Within days, she had won the best actress prize at Cannes, and the attention has ramped up even further now she is nominated for a European Film Award and is being touted in the Oscar race.
That attention is even more overwhelming because it comes with Reinsve’s first major film role. She previously worked mostly in theatre in Norway, and some local TV, having graduated from the Oslo National Academy of the Arts in 2013 — and had met director Joachim Trier when she had a single line in his 2011 feature Oslo, August 31st.
Trier saw greater potential in the actress, and had her in mind when he and regular co-writer Eskil Vogt created the part of Julie in The Worst Person In The World. The character is a twenty-something woman in Oslo, trying to figure out what she wants from her life, career and love, and navigating relationships with the older Aksel (Anders Danielsen Lie), a comic-book creator, and Eivind (Herbert Nordrum), whom she meets at a party.
It was a big leap for Reinsve, now 34, to lead a feature film; she loved the process of making theatre and had grown wary about some film and TV roles.
“In theatre, you’re always doing it collectively, and I found the script didn’t feel ready in a lot of production in TV and film,” she says. “The money was delegated to not give so much space for the artistry in the production.
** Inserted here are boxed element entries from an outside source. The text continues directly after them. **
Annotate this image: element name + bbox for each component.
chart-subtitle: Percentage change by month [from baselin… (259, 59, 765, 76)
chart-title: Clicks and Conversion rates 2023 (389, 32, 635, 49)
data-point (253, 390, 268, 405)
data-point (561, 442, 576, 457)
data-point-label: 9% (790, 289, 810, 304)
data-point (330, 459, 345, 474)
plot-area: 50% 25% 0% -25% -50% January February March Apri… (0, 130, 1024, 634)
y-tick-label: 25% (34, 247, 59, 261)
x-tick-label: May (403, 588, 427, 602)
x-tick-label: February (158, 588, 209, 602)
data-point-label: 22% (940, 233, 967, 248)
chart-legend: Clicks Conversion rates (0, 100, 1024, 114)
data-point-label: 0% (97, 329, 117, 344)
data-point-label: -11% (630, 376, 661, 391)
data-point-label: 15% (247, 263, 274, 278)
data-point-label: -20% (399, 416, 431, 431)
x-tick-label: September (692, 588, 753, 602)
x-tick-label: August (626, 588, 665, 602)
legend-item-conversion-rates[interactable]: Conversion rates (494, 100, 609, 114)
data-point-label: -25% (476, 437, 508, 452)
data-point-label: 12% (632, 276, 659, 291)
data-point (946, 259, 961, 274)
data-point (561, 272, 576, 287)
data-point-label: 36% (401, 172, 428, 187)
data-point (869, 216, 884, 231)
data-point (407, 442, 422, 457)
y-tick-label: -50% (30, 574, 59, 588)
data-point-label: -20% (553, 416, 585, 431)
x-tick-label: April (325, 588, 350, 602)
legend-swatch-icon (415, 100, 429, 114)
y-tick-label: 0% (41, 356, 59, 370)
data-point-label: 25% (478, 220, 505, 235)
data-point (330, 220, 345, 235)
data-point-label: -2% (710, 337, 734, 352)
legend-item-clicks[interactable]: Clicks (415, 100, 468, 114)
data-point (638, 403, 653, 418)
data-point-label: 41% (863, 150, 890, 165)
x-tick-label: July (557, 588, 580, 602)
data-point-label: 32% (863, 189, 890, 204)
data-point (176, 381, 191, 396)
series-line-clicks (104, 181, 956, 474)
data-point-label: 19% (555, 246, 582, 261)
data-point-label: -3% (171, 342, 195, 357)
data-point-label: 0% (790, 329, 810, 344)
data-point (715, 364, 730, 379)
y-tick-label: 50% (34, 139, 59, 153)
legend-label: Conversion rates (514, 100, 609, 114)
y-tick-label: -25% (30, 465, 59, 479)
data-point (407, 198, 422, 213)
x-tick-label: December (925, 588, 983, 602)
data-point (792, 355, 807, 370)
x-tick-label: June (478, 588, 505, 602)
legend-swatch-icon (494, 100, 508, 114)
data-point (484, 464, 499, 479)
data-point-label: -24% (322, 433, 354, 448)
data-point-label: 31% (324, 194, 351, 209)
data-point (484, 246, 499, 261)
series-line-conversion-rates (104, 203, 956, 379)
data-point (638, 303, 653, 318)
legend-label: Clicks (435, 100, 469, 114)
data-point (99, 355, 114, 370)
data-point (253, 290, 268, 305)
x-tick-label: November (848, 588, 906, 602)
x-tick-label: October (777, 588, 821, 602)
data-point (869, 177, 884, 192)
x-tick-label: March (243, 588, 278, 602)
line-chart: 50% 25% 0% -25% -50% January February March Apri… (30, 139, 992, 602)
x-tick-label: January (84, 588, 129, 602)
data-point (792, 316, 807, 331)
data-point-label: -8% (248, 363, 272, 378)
“Again and again, I found myself doing two-dimensional characters in a very plot-driven script. I was thinking that I would just quit doing TV and film, and the next day is when Joachim called about this role.”
Reinsve was convinced on hearing Trier’s ideas for the film, and later by the script. “I had already said yes, so I was nervous if I didn’t connect to the role or the material when I read the script,” she admits. “But I was on page seven when I surrendered and I was so moved and impressed by how accurate a portrait of a woman it was.” She also loved how Trier and Vogt had “no judgment” of Julie or the other characters.
Eyebrows have been raised about two male writers creating a female character, but Reinsve believes they nailed it. “I think it’s because it starts for them with writing a very complex human being. And then a part of her identity is being a woman. That’s also how I like to work with character — not defining her gender first but as part of who she is.”
Strength in depth
Reinsve did have a few notes for Trier and Vogt. “I felt it was implied that Aksel was the strong one in the relationship because he could put into words and categorise what situation he was in,” she says. “She’s struggling to find words for her situation and that made her seem weaker. But for me, it was very important to say this is a strong place to be — you’re stronger when you’re vulnerable and you’re strong when you’re in the chaos.”
For Reinsve, it was necessary that Julie exits the relationship “because of her search for identity. And that it’s her fight to find herself for herself, and not be defined by a man.”
Julie was not a character that required a lot of research — the actress had a more emotional preparation. “It was important to just open up and be vulnerable to my own shame and my own loneliness and sadness — but also charm and happiness and all these characteristics that she has. We wanted to investigate what it’s like to be a whole, complex person.”
Reinsve finds similarities between herself and Julie, but has been moved by seeing how many other people connect to the character. “My grandmother is 83, and she said she was Julie when she saw the film,” the actress says. “The character is very specific but also touches so many people, of different genders, ages and personalities.
“People have developed a very personal relationship to the film. That’s what you want when you make a movie, it’s a conversation to say something about how it is to be a human being today.”
Reinsve says she is still processing the reaction to the film and her performance, and has not yet confirmed future films (she has added CAA as her US agency since Cannes). She wants to continue to work in Norway but will go where the stories take her.
“The most important thing is a great script and a director who can fight for their artistic vision.”